Ben Griffin, preparing for his fourth different school and enduring his third injury in four years, was making a visit to an academic counselor in June of 1995 when he decided to stop by the Gophers baseball office.
Griffin was not enrolled yet at Minnesota, nor had he ever spoken to Coach John Anderson. But that didn’t prevent him from telling Anderson that he was going to play for the Gophers, and also, that he deserved to play ahead of some those already on the team.
“I’ve always been confident in my ability,” Griffin said. “I think you have to be to play this game. I think I got his attention.”
If only Griffin’s path to Anderson’s office had been as direct as he is.
He said he’s wanted to play baseball for Minnesota since he was 15 years old, when he watched players, such as Brent Gates and Mark Merila play. But it’s only this season, his first and last as a full-time player for Minnesota, that Griffin has fulfilled that wish. He’s the team’s starting first baseman and clean-up hitter and leads the team in batting average (.366), extra-base hits and runs batted in..
Griffin showed he was both defiant and determined during his visit to Anderson’s office, qualities that first set him on his strange journey, then kept him traveling despite a myriad of problems.
Griffin’s extended road trip was ignited when the Gophers didn’t recruit him while he was at Rocori High School in Cold Spring, Minn. This angered him enough to give up baseball for awhile.
He first stopped at St. Olaf College, where Griffin planned to play football, a sport that seemed a better match with his intensity. He earned the starting middle linebacker spot but got a concussion in the first game of the season. It wasn’t severe, but it was enough to spur Griffin to pursue baseball full-time — but not at St. Olaf.
“I went to the first week of classes, and I knew it wasn’t for me,” Griffin said. “There was no way I was going to settle for Division III-level baseball.”
After a three-month stint on a cement crew, Griffin enrolled at Sam Houston State in Huntsville, Tex. He didn’t like Texas, and his teammates were rude to him, so Griffin left at the end of the year having never played there (he was redshirted).
The next year, he was at Arizona Western Junior College in Yuma, Ariz. He earned a starting spot, but injured his left knee and missed the entire year.
Finally, his sophomore season provided hard evidence that backed up his confidence, still intact after all his wanderings. He hit .373 and helped Western to come within one game of the Junior College World Series.
Shortly after his return to Minnesota, Griffin made his visit to Anderson’s office, still unrecruited. Soon after, he fell flat on his face — sort of.
Two herniated disks caused him such excruciating pain that he couldn’t sit in a chair for his classes. Instead, he had to lie on his chest in class for his entire first quarter at the University.
That injury limited his playing time last year, as he hit .385 in just 20 games. He came perilously close to having back surgery this fall, but his fortunes suddenly changed — then changed again. His back got better, but he also developed appendicitis, which kept him out of four weeks of fall practice.
Even now that he’s finally in the lineup to stay, Griffin isn’t about to give up the attributes that got him there, such as his intensity and outspokenness.
“He’s a little more vocal this year,” Gophers designated hitter Phil McDermott said. “He plays a pretty intense, emotional game. He’s got a little attitude, but not so much in a bad way.
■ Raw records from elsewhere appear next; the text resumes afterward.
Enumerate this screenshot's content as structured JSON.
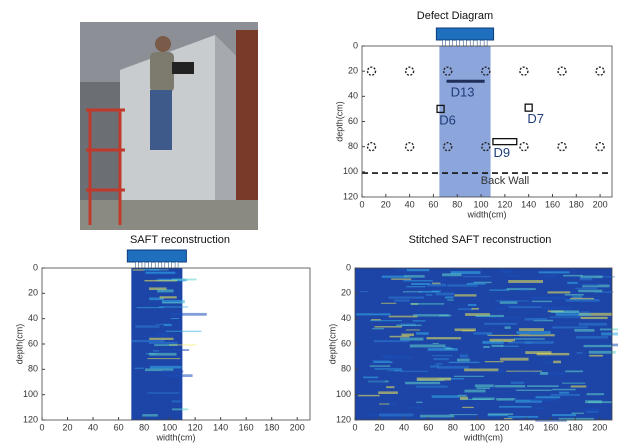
{
  "chart_data": [
    {
      "type": "defect-map",
      "title": "Defect Diagram",
      "x_label": "width(cm)",
      "y_label": "depth(cm)",
      "xlim": [
        0,
        210
      ],
      "ylim": [
        0,
        120
      ],
      "y_inverted": true,
      "xticks": [
        0,
        20,
        40,
        60,
        80,
        100,
        120,
        140,
        160,
        180,
        200
      ],
      "yticks": [
        0,
        20,
        40,
        60,
        80,
        100,
        120
      ],
      "transducer": [
        65,
        108
      ],
      "holes": {
        "x": [
          8,
          40,
          72,
          104,
          136,
          168,
          200
        ],
        "y": [
          20,
          80
        ]
      },
      "defects": [
        {
          "name": "D13",
          "shape": "line",
          "x": [
            71,
            103
          ],
          "y": 28
        },
        {
          "name": "D6",
          "shape": "square",
          "x": 66,
          "y": 50
        },
        {
          "name": "D7",
          "shape": "square",
          "x": 140,
          "y": 49
        },
        {
          "name": "D9",
          "shape": "box",
          "x": [
            110,
            130
          ],
          "y": 76
        }
      ],
      "back_wall": {
        "label": "Back Wall",
        "y": 101
      }
    },
    {
      "type": "heatmap",
      "title": "SAFT reconstruction",
      "x_label": "width(cm)",
      "y_label": "depth(cm)",
      "xlim": [
        0,
        210
      ],
      "ylim": [
        0,
        120
      ],
      "y_inverted": true,
      "xticks": [
        0,
        20,
        40,
        60,
        80,
        100,
        120,
        140,
        160,
        180,
        200
      ],
      "yticks": [
        0,
        20,
        40,
        60,
        80,
        100,
        120
      ],
      "aperture": [
        70,
        110
      ]
    },
    {
      "type": "heatmap",
      "title": "Stitched SAFT reconstruction",
      "x_label": "width(cm)",
      "y_label": "depth(cm)",
      "xlim": [
        0,
        210
      ],
      "ylim": [
        0,
        120
      ],
      "y_inverted": true,
      "xticks": [
        0,
        20,
        40,
        60,
        80,
        100,
        120,
        140,
        160,
        180,
        200
      ],
      "yticks": [
        0,
        20,
        40,
        60,
        80,
        100,
        120
      ],
      "aperture": [
        0,
        210
      ]
    }
  ]
}
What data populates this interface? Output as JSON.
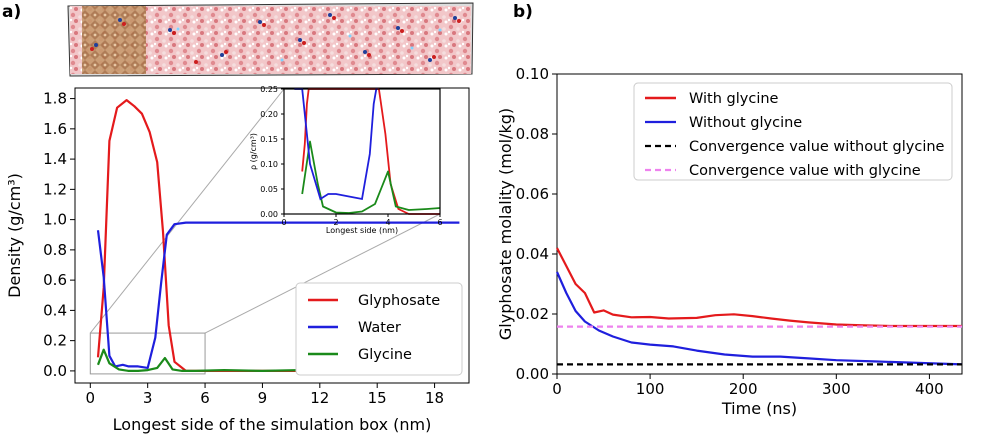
{
  "panel_a_label": "a)",
  "panel_b_label": "b)",
  "chart_data": [
    {
      "id": "main",
      "type": "line",
      "xlabel": "Longest side of the simulation box (nm)",
      "ylabel": "Density (g/cm³)",
      "xlim": [
        -0.8,
        19.8
      ],
      "ylim": [
        -0.08,
        1.87
      ],
      "xticks": [
        0,
        3,
        6,
        9,
        12,
        15,
        18
      ],
      "yticks": [
        0.0,
        0.2,
        0.4,
        0.6,
        0.8,
        1.0,
        1.2,
        1.4,
        1.6,
        1.8
      ],
      "ytick_labels": [
        "0.0",
        "0.2",
        "0.4",
        "0.6",
        "0.8",
        "1.0",
        "1.2",
        "1.4",
        "1.6",
        "1.8"
      ],
      "legend": "lower-right",
      "series": [
        {
          "name": "Glyphosate",
          "color": "#e41a1c",
          "x": [
            0.4,
            0.7,
            1.0,
            1.4,
            1.9,
            2.3,
            2.7,
            3.1,
            3.5,
            3.8,
            4.1,
            4.4,
            5.0,
            6,
            8,
            10,
            12,
            14,
            16,
            18,
            19.3
          ],
          "y": [
            0.09,
            0.55,
            1.52,
            1.74,
            1.79,
            1.75,
            1.7,
            1.58,
            1.38,
            0.92,
            0.3,
            0.06,
            0.0,
            0.0,
            0.0,
            0.0,
            0.0,
            0.0,
            0.0,
            0.0,
            0.0
          ]
        },
        {
          "name": "Water",
          "color": "#1f1fdd",
          "x": [
            0.4,
            0.7,
            1.0,
            1.3,
            1.7,
            2.0,
            2.5,
            3.0,
            3.4,
            3.7,
            4.0,
            4.4,
            5.0,
            6,
            8,
            10,
            12,
            14,
            16,
            18,
            19.3
          ],
          "y": [
            0.93,
            0.62,
            0.1,
            0.03,
            0.04,
            0.03,
            0.03,
            0.02,
            0.22,
            0.58,
            0.9,
            0.97,
            0.98,
            0.98,
            0.98,
            0.98,
            0.98,
            0.98,
            0.98,
            0.98,
            0.98
          ],
          "inset_x": [
            0.4,
            0.7,
            1.0,
            1.4,
            1.7,
            2.0,
            2.5,
            3.0,
            3.3,
            3.45,
            3.55,
            3.6
          ],
          "inset_y": [
            0.25,
            0.25,
            0.1,
            0.03,
            0.04,
            0.04,
            0.035,
            0.03,
            0.12,
            0.22,
            0.25,
            0.25
          ]
        },
        {
          "name": "Glycine",
          "color": "#1a8a1a",
          "x": [
            0.4,
            0.7,
            1.0,
            1.5,
            2.0,
            2.5,
            3.0,
            3.5,
            3.9,
            4.3,
            4.8,
            5.5,
            7,
            9,
            11,
            13,
            15,
            17,
            19.3
          ],
          "y": [
            0.04,
            0.14,
            0.05,
            0.01,
            0.0,
            0.0,
            0.005,
            0.02,
            0.085,
            0.01,
            0.0,
            0.0,
            0.005,
            0.0,
            0.005,
            0.0,
            0.005,
            0.0,
            0.005
          ]
        }
      ]
    },
    {
      "id": "inset",
      "type": "line",
      "xlabel": "Longest side (nm)",
      "ylabel": "ρ (g/cm³)",
      "xlim": [
        0,
        6
      ],
      "ylim": [
        0,
        0.25
      ],
      "xticks": [
        0,
        2,
        4,
        6
      ],
      "yticks": [
        0.0,
        0.05,
        0.1,
        0.15,
        0.2,
        0.25
      ],
      "ytick_labels": [
        "0.00",
        "0.05",
        "0.10",
        "0.15",
        "0.20",
        "0.25"
      ],
      "series": [
        {
          "name": "Glyphosate",
          "color": "#e41a1c",
          "x": [
            0.7,
            0.8,
            0.88,
            0.95,
            3.65,
            3.9,
            4.1,
            4.4,
            4.8,
            5.5,
            6.0
          ],
          "y": [
            0.085,
            0.14,
            0.22,
            0.25,
            0.25,
            0.16,
            0.06,
            0.01,
            0.0,
            0.0,
            0.0
          ]
        },
        {
          "name": "Glycine",
          "color": "#1a8a1a",
          "x": [
            0.7,
            1.0,
            1.3,
            1.5,
            2.0,
            2.5,
            3.0,
            3.5,
            4.0,
            4.3,
            4.8,
            5.5,
            6.0
          ],
          "y": [
            0.04,
            0.145,
            0.06,
            0.015,
            0.003,
            0.002,
            0.005,
            0.02,
            0.085,
            0.015,
            0.008,
            0.01,
            0.012
          ]
        }
      ]
    },
    {
      "id": "b",
      "type": "line",
      "xlabel": "Time (ns)",
      "ylabel": "Glyphosate molality (mol/kg)",
      "xlim": [
        0,
        435
      ],
      "ylim": [
        0,
        0.1
      ],
      "xticks": [
        0,
        100,
        200,
        300,
        400
      ],
      "yticks": [
        0.0,
        0.02,
        0.04,
        0.06,
        0.08,
        0.1
      ],
      "ytick_labels": [
        "0.00",
        "0.02",
        "0.04",
        "0.06",
        "0.08",
        "0.10"
      ],
      "legend": "top-right",
      "series": [
        {
          "name": "With glycine",
          "color": "#e41a1c",
          "style": "solid",
          "x": [
            0,
            10,
            20,
            30,
            40,
            50,
            60,
            80,
            100,
            120,
            150,
            170,
            190,
            210,
            230,
            250,
            270,
            300,
            330,
            360,
            400,
            435
          ],
          "y": [
            0.042,
            0.036,
            0.03,
            0.027,
            0.0205,
            0.0212,
            0.0198,
            0.0189,
            0.019,
            0.0185,
            0.0187,
            0.0196,
            0.0199,
            0.0193,
            0.0185,
            0.0178,
            0.0172,
            0.0165,
            0.0162,
            0.016,
            0.016,
            0.016
          ]
        },
        {
          "name": "Without glycine",
          "color": "#1f1fdd",
          "style": "solid",
          "x": [
            0,
            10,
            20,
            30,
            45,
            60,
            80,
            100,
            125,
            150,
            180,
            210,
            240,
            270,
            300,
            340,
            380,
            435
          ],
          "y": [
            0.034,
            0.027,
            0.021,
            0.0175,
            0.0145,
            0.0125,
            0.0105,
            0.0098,
            0.0092,
            0.0078,
            0.0065,
            0.0058,
            0.0058,
            0.0052,
            0.0046,
            0.0042,
            0.0038,
            0.0032
          ]
        },
        {
          "name": "Convergence value without glycine",
          "color": "#000000",
          "style": "dashed",
          "x": [
            0,
            435
          ],
          "y": [
            0.0032,
            0.0032
          ]
        },
        {
          "name": "Convergence value with glycine",
          "color": "#ee82ee",
          "style": "dashed",
          "x": [
            0,
            435
          ],
          "y": [
            0.0158,
            0.0158
          ]
        }
      ]
    }
  ]
}
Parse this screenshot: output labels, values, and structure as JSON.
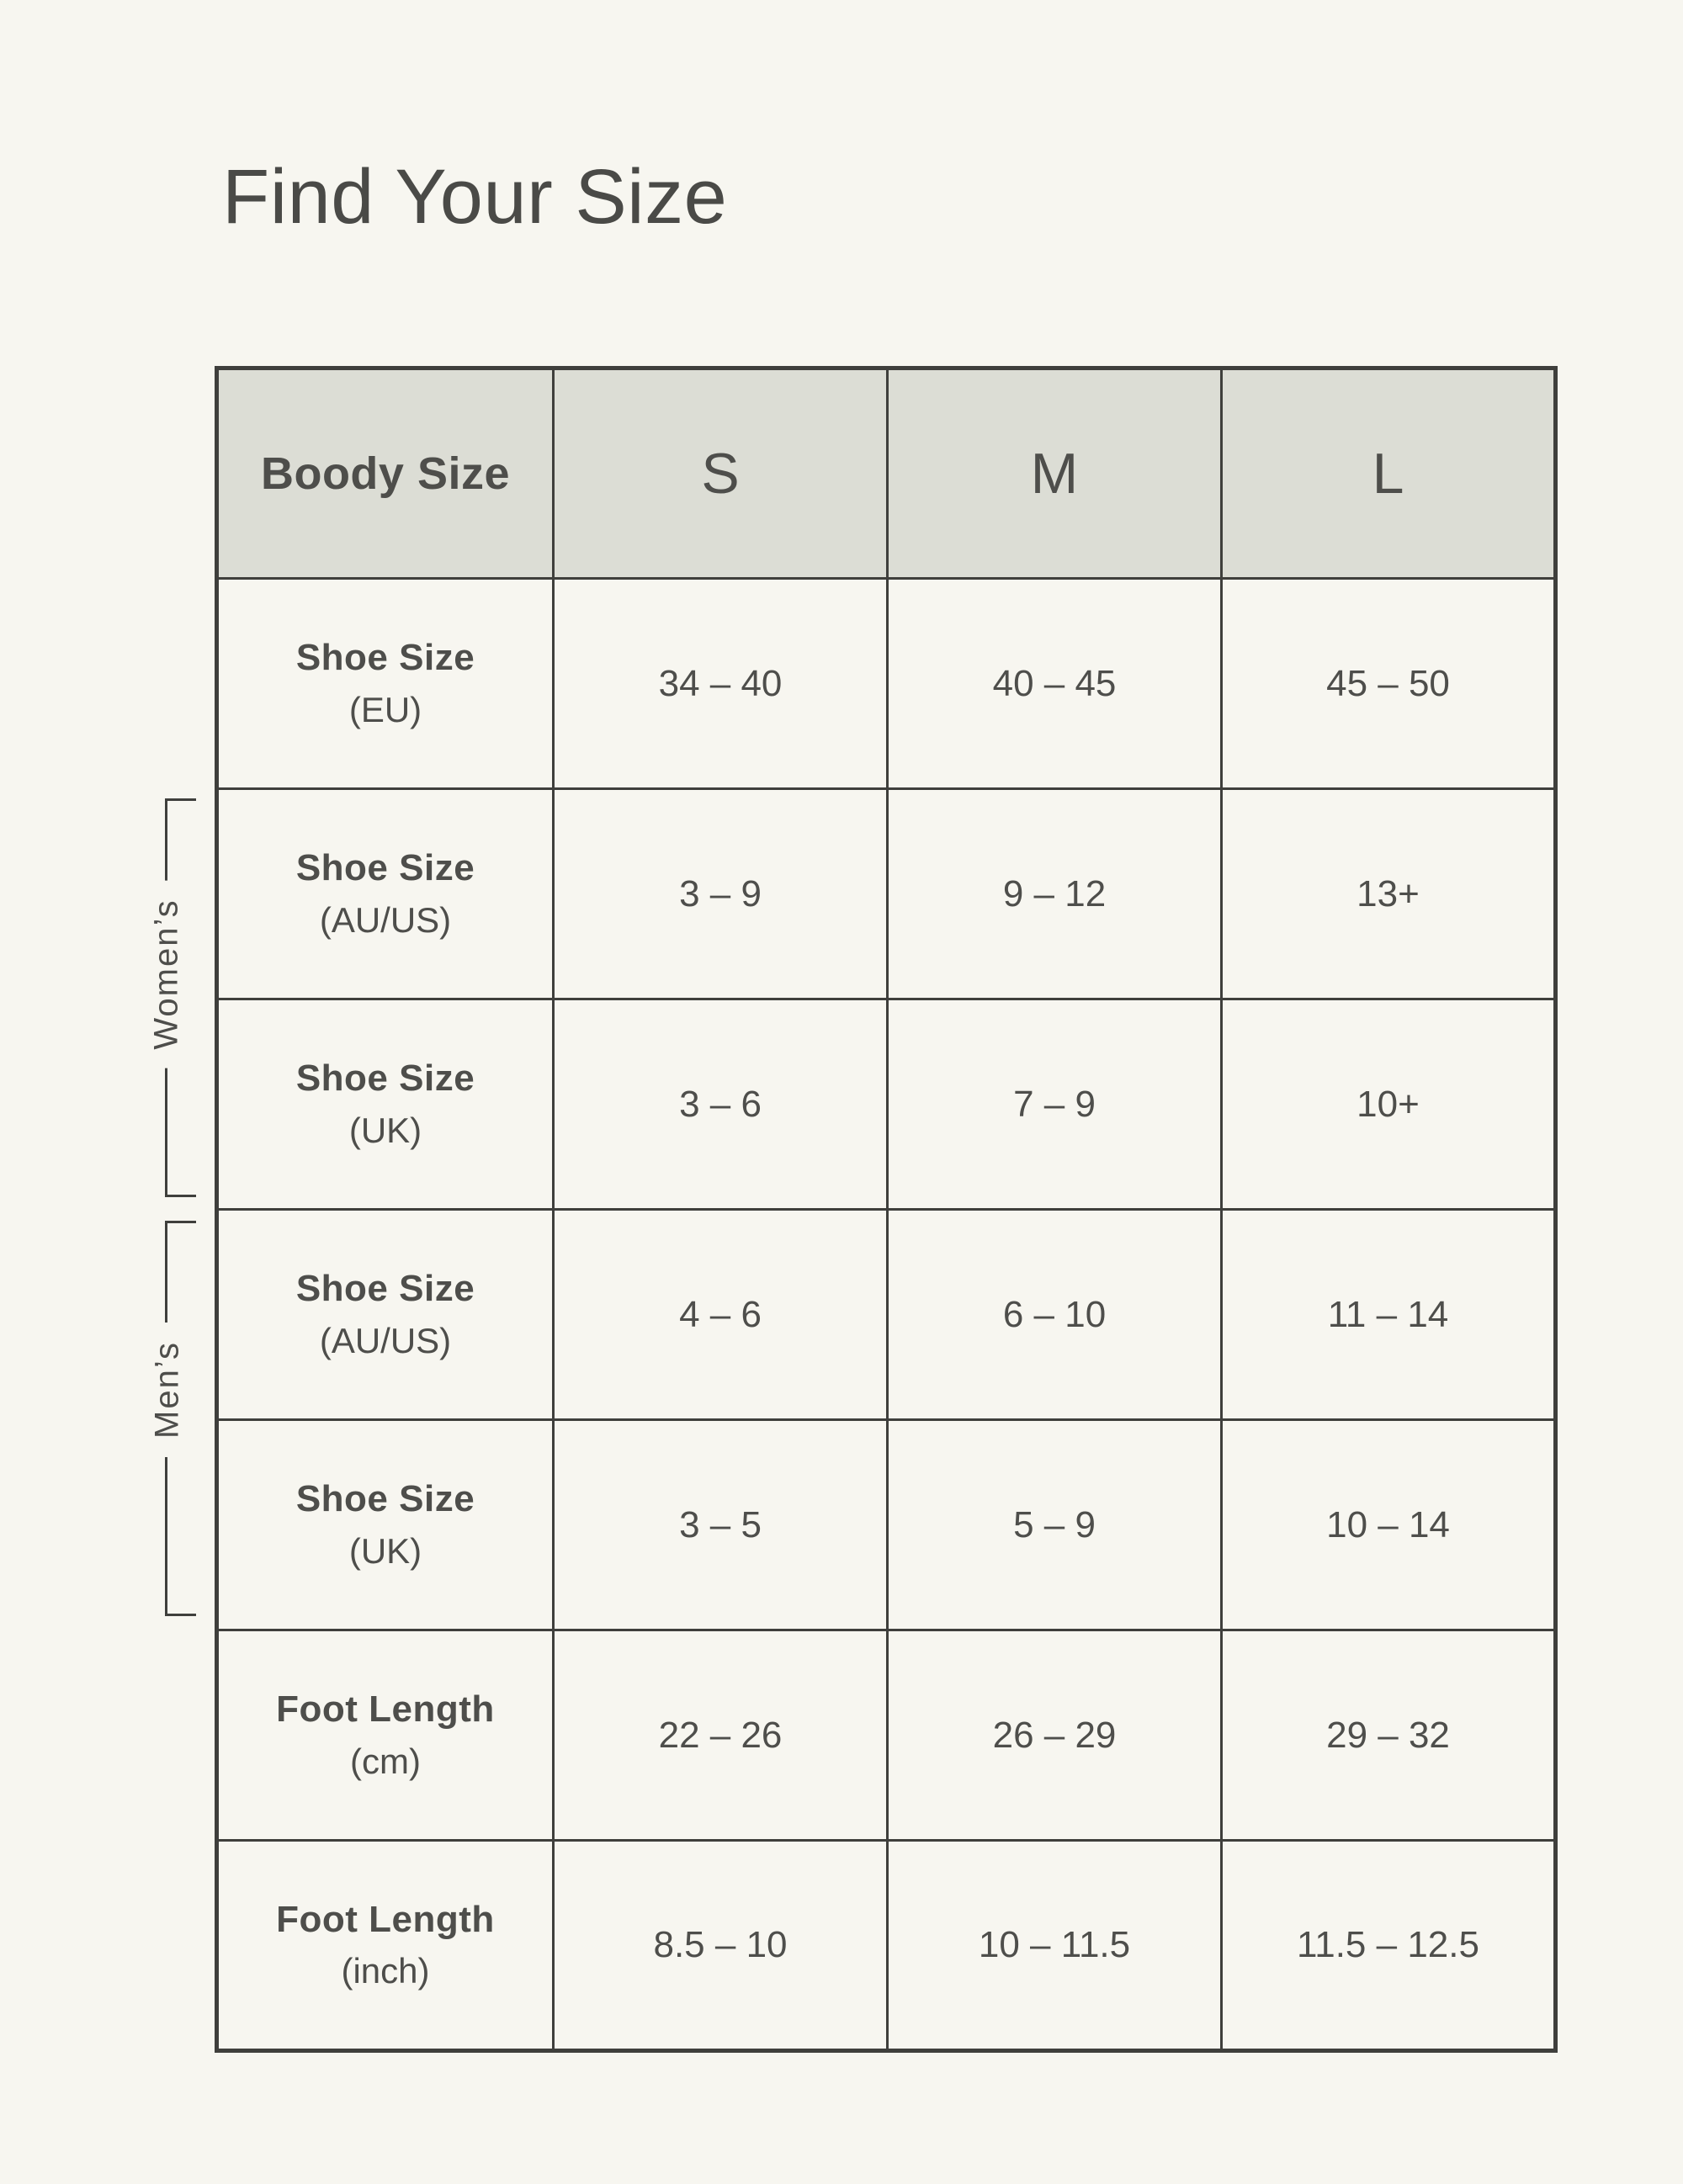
{
  "page": {
    "title": "Find Your Size"
  },
  "colors": {
    "bg": "#f7f6f0",
    "header_bg": "#dcddd5",
    "border": "#3f3f3c",
    "text": "#4e4e4b",
    "title": "#4a4a47"
  },
  "table": {
    "header": {
      "label": "Boody Size",
      "sizes": [
        "S",
        "M",
        "L"
      ]
    },
    "groups": {
      "womens": "Women’s",
      "mens": "Men’s"
    },
    "rows": [
      {
        "label": "Shoe Size",
        "unit": "(EU)",
        "s": "34 – 40",
        "m": "40 – 45",
        "l": "45 – 50"
      },
      {
        "label": "Shoe Size",
        "unit": "(AU/US)",
        "s": "3 – 9",
        "m": "9 – 12",
        "l": "13+"
      },
      {
        "label": "Shoe Size",
        "unit": "(UK)",
        "s": "3 – 6",
        "m": "7 – 9",
        "l": "10+"
      },
      {
        "label": "Shoe Size",
        "unit": "(AU/US)",
        "s": "4 – 6",
        "m": "6 – 10",
        "l": "11 – 14"
      },
      {
        "label": "Shoe Size",
        "unit": "(UK)",
        "s": "3 – 5",
        "m": "5 – 9",
        "l": "10 – 14"
      },
      {
        "label": "Foot Length",
        "unit": "(cm)",
        "s": "22 – 26",
        "m": "26 – 29",
        "l": "29 – 32"
      },
      {
        "label": "Foot Length",
        "unit": "(inch)",
        "s": "8.5 – 10",
        "m": "10 – 11.5",
        "l": "11.5 – 12.5"
      }
    ]
  }
}
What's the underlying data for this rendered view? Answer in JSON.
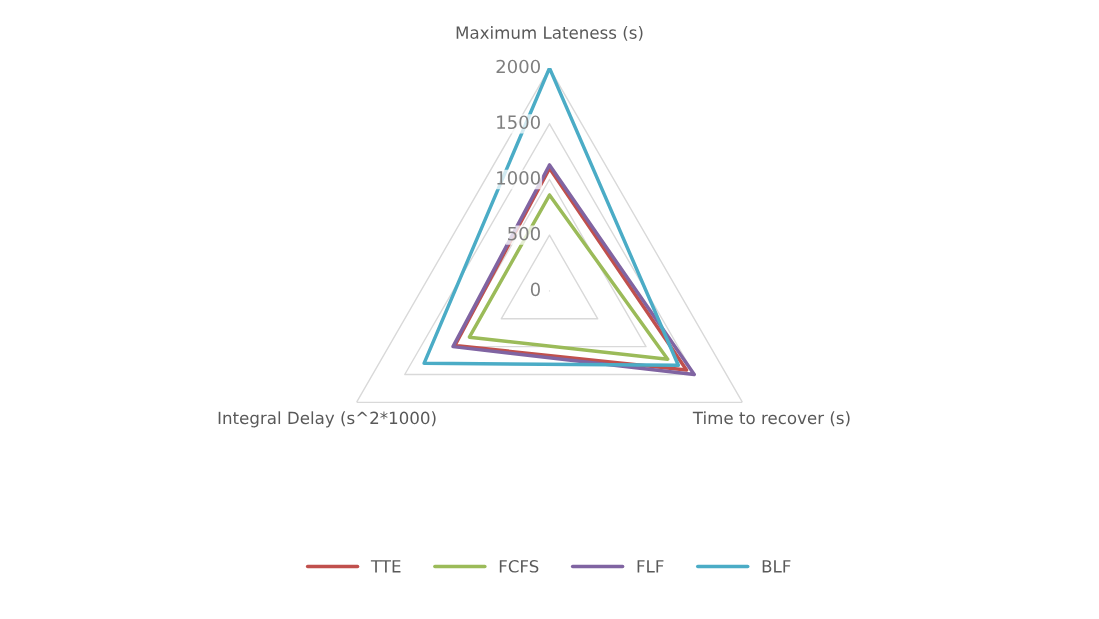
{
  "chart_data": {
    "type": "radar",
    "categories": [
      "Maximum Lateness (s)",
      "Time to recover (s)",
      "Integral Delay (s^2*1000)"
    ],
    "series": [
      {
        "name": "TTE",
        "color": "#c0504d",
        "values": [
          1100,
          1420,
          980
        ]
      },
      {
        "name": "FCFS",
        "color": "#9bbb59",
        "values": [
          860,
          1225,
          830
        ]
      },
      {
        "name": "FLF",
        "color": "#8064a2",
        "values": [
          1130,
          1500,
          1000
        ]
      },
      {
        "name": "BLF",
        "color": "#4bacc6",
        "values": [
          2000,
          1335,
          1300
        ]
      }
    ],
    "ylim": [
      0,
      2000
    ],
    "yticks": [
      0,
      500,
      1000,
      1500,
      2000
    ],
    "grid": true,
    "legend": "bottom"
  }
}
You need guys like that.”
Anderson said that Griffin, while never shy about telling him his opinion, has never shown him disrespect. Until recently, the same couldn’t be said in his surroundings after he struck out.
“In my earlier days I probably broke a bleacher or two,” Griffin said with a laugh. “Now after a bad at-bat I’ll use a good expletive, take a swig of Gatorade, throw the cup in the garbage, call myself a few names, and it’s over.”
Griffin said he’s been able to ease up because he’s simply older and wiser. It can’t hurt that he knows he can now play regularly.
“Last year was so tough because I wasn’t part of the team as much,” he said. “But this year I’m right there, and it’s a lot more rewarding.”
Now, at long last, Griffin is healthy — relatively speaking. Although nowhere near painful enough to keep him out of the lineup, his back still hurts. Finally, he’s at a school to stay — for this year, anyway. His brazenness when he first came to Minnesota, though, has undeniably been justified. He’s in the middle of the season that he’s been waiting for, one he thought about all through his seemingly unending series of frustrations. It is, said Anderson, “his big opportunity. His big dance.”
“I don’t think they knew I was coming,” Griffin said. “But somehow I knew this is where I’d end up. It’s kind of like there’s no place like home.”